DC loop Inductance is obtained by the following formula: L Loop = L11+L22- 2*M12 ;   where L11, L22: self inductances; M12: mutual inductance
  Reference [1] EMS results
DC resistance 5.4304 m Ohm 5.4304 m Ohm
DC Loop inductance 50.742 n Henry 54.775 n Henry

Table 2 - DC resistance and DC inductance results produced by EMS and compared to Reference [1]

AC Inductance & AC Resistance calculation

Beyond calculating DC inductance and resistance, EMS is outfitted with AC Magnetic and eddy current capabilities. These features enable the computation of AC resistance and AC loop inductance for the PCB structure at various frequencies: 1KHz, 2KHz, 5KHz, 10KHz, 20KHz, 50KHz, 100KHz, 200KHz, 500KHz, and 1MHz.

Reduced model

Given the small skin depth of the field in the conducting regions, approximately in the order of \(1 \times 10^{-5}\) to \(1 \times 10^{-4}\) mm, significant computing resources, including CPU and RAM, are required. Consequently, only 1/20 of the model is simulated, as illustrated in Figure 6. The inductance and resistance values obtained from this reduced model are then multiplied by 20 to extrapolate the results for the full model.

simulate-a-portion-of-the-model

Figure 6 - 1/20 of the structure is modeled for AC Magnetic analysis


In a manner akin to the Magnetostatic analysis, the two traces are modeled as coils for the AC analysis. To incorporate the skin depth effect in the AC resistance calculation, the coils are modeled as solids, as wound coils do not accommodate eddy currents. Figure 7 displays the AC resistance values for frequencies ranging from 1 KHz to 1 MHz, as computed by EMS and compared to Reference [1]. Meanwhile, Figure 8 presents the AC inductance results and their comparison over the same frequency range.

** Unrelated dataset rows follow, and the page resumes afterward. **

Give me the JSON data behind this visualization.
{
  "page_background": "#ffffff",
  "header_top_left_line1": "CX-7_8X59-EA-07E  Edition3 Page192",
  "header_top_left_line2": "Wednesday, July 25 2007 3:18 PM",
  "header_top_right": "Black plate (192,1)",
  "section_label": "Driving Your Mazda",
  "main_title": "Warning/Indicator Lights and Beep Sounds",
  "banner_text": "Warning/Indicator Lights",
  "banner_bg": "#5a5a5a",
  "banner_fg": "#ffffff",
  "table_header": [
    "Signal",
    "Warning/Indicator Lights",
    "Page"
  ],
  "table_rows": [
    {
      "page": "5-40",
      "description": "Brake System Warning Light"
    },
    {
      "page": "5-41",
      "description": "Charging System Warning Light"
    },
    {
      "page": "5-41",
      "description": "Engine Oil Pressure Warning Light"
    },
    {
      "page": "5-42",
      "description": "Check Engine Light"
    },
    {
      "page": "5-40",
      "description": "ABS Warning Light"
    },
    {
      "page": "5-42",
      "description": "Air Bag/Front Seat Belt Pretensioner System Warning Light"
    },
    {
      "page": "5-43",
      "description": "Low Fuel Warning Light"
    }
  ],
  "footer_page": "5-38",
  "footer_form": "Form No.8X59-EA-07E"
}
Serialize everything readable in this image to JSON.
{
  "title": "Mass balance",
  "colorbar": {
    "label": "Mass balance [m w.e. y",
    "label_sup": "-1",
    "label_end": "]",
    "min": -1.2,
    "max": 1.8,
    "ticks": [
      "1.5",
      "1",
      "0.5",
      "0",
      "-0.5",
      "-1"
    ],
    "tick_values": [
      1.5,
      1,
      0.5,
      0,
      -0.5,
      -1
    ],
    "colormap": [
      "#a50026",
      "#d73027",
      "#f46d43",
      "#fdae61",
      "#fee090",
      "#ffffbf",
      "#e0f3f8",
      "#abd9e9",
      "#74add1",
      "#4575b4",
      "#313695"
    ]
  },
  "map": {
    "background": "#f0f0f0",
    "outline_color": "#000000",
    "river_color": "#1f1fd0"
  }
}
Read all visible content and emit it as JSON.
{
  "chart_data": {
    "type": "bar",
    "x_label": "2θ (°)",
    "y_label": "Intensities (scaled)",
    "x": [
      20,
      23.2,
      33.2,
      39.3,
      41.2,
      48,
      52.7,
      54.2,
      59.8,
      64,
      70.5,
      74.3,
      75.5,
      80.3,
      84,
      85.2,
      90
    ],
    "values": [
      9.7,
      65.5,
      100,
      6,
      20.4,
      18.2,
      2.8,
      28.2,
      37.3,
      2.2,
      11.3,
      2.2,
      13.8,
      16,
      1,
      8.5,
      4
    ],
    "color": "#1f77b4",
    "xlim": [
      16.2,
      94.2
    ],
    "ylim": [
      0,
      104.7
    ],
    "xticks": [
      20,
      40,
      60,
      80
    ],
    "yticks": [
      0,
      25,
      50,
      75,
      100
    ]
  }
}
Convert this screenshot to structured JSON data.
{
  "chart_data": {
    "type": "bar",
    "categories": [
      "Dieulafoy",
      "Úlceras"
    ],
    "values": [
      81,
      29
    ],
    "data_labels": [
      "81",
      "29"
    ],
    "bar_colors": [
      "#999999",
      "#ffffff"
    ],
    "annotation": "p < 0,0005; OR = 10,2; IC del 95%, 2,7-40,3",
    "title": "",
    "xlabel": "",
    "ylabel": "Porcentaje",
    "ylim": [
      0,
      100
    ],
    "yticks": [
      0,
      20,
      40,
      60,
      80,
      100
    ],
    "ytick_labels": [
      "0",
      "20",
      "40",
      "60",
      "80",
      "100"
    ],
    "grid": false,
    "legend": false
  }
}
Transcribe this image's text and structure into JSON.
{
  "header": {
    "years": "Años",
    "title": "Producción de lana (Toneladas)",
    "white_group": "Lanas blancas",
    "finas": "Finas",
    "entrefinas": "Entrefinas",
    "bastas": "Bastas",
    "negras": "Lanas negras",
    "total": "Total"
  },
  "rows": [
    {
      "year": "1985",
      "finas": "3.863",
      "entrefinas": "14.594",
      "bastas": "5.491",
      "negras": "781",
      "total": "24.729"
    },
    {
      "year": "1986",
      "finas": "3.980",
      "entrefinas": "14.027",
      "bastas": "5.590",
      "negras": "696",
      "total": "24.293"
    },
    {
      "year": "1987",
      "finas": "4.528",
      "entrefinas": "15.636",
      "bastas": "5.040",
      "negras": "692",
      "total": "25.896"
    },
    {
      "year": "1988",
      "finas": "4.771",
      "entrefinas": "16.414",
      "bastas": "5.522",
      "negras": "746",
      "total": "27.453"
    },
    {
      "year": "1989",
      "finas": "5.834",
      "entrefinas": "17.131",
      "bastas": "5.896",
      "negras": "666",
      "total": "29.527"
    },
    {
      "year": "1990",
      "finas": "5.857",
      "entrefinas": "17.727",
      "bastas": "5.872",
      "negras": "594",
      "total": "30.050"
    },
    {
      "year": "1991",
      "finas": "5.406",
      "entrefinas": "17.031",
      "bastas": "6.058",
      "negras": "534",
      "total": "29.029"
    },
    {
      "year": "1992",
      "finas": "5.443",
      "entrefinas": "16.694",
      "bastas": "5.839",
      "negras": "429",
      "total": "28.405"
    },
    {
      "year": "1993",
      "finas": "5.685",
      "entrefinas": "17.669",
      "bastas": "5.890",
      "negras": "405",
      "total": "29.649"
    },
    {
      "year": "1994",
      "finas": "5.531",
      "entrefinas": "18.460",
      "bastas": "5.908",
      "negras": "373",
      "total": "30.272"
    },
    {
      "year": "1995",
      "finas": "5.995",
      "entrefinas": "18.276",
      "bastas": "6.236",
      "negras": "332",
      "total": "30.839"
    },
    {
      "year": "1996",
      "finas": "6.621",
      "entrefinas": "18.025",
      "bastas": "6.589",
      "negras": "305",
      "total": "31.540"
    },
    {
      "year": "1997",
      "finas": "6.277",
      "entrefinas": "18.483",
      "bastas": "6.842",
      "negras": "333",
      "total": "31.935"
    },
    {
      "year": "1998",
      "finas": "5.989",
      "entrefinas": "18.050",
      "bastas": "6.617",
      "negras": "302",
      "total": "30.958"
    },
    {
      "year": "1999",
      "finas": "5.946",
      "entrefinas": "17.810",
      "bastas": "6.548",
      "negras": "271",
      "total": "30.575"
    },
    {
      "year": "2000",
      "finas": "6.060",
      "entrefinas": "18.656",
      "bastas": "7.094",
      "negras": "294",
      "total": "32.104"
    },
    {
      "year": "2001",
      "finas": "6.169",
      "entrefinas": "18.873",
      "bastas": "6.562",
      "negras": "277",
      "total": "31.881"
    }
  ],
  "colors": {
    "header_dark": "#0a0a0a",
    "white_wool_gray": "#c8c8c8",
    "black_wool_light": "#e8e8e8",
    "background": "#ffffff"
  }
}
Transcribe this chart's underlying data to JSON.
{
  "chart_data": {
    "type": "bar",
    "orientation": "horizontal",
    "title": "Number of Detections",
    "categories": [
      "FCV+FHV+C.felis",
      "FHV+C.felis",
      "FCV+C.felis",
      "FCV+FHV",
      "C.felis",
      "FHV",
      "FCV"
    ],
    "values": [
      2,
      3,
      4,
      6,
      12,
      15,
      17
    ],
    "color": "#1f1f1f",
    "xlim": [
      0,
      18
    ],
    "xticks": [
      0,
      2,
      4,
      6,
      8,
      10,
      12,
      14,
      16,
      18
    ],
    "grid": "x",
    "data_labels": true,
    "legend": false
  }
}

Figure 7 - AC resistance computed by EMS and compared to Reference [1]

AC-inductance-comparison

Figure 8 - AC inductance computed by EMS and compared to Reference [1]

Conclusion

This blog note delves into the significance of accurately simulating parasitic parameters in PCB designs using EMS, addressing a critical concern for electronic design automation professionals. By providing a detailed examination of EMS's capabilities in capturing the nuanced electrical properties of PCBs, this note affirms the tool's precision in parasitic capacitance, resistance, and inductance calculations. This insight not only bolsters confidence in high-frequency circuit modeling but also underscores EMS's indispensable role in advancing electronic design and optimization, positioning it as a vital resource for engineers tackling the complexities of electromagnetic interference.

Reference

[1] Jingen Qian, “RF Models for Active IPEMs”, MS Thesis in Electrical Engineering,  Virginia Polytechnic Institute and State University, January 31, 2003.